One of my Cosmos Xsenia flowers from this May

These are just some of my own meandering thoughts as I approach trying to get some of my Cosmos to Hampton Court, which for me is an honour in itself.

I guess the question I have always had in the back of my mind is does showing a plant that is going to be judged on its aesthetics – with nothing wrong with it fit in with gardening for and with nature? What do I mean by that. Well for example, if we look at the Hollyhocks I grow, – they are renowned for getting rust. You would not dream of exhibiting a hollyhock with rust. But one of the ways to ensure this doesn’t happen would be to spray with fungicides that can have an impact on wildlife. So how does judging for perfection fit with growing for, and encouraging wildlife. Can it?

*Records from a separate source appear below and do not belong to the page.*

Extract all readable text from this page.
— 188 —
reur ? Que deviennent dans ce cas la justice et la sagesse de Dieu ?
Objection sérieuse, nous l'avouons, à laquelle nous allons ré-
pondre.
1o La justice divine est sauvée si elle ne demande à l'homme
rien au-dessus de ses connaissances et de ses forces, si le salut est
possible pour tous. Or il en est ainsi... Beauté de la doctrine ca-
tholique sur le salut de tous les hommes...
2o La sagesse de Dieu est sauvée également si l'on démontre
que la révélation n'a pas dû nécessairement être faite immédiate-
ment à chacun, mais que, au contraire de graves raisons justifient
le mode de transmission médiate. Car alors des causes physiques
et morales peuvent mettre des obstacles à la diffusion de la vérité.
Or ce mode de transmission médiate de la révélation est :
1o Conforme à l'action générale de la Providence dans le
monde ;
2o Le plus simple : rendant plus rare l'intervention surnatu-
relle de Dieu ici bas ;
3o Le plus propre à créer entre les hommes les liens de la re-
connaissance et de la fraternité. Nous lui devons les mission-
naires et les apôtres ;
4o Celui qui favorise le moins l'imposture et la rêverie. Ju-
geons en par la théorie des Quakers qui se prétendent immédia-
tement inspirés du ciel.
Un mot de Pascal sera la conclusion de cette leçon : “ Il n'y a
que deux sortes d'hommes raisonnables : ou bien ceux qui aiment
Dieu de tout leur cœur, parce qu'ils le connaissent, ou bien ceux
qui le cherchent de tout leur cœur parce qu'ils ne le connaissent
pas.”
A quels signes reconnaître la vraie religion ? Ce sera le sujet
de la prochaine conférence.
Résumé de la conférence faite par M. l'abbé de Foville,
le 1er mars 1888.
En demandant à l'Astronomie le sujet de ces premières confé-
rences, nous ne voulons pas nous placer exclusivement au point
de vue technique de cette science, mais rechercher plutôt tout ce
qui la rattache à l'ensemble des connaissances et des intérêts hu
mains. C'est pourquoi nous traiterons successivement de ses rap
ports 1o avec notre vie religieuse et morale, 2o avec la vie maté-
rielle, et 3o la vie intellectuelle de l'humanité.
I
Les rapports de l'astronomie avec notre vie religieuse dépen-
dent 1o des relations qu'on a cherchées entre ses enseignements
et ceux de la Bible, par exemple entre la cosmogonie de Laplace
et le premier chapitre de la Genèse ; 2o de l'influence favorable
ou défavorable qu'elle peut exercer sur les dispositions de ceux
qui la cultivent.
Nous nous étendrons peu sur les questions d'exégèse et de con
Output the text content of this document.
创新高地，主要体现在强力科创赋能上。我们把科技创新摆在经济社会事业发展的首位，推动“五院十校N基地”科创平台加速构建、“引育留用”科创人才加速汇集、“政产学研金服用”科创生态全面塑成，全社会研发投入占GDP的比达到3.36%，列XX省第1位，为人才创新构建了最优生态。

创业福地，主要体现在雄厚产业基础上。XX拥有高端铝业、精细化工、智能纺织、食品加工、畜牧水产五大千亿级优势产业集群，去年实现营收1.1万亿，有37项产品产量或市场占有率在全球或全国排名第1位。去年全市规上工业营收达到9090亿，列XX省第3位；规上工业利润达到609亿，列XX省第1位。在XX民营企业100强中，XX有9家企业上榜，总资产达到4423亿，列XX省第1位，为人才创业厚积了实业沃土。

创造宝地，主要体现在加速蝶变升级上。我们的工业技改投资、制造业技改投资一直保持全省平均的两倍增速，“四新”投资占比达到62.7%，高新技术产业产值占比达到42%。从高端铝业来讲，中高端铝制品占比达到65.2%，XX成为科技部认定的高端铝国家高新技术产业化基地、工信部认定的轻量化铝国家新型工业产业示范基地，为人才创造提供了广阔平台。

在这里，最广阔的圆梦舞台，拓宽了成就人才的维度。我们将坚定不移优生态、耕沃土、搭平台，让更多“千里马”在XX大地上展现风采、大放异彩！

Plants in their natural state growing in the garden can look very different to plants grown in pots for showing (I assume). Do the better regarded plants have loads of flowers – so for example the cosmos I will be taking? I again assume so. And is one way to get those flowers to use lots of plant feed? So when on the one hand we talk about wildlife and the important role gardening has, do we reward using potassium and nitrogen rich bought in feed (which has its own sustainability issues)? Is this like rewarding a sprinter who uses steroids? They will be faster than someone who doesn’t…. But is it the right thing to do? We decided not in sports… but in plants added chemical intervention is fine. And all this is before we mention putting plants in fridges to hold them back so they are perfect on a specific date.

Will we look back and think what on earth were we doing back then? I don’t know the answers. But in my attempt to get some Cosmos to Hampton Court it has made me question a lot more of what I am doing.

I think this is a debate really worth exploring.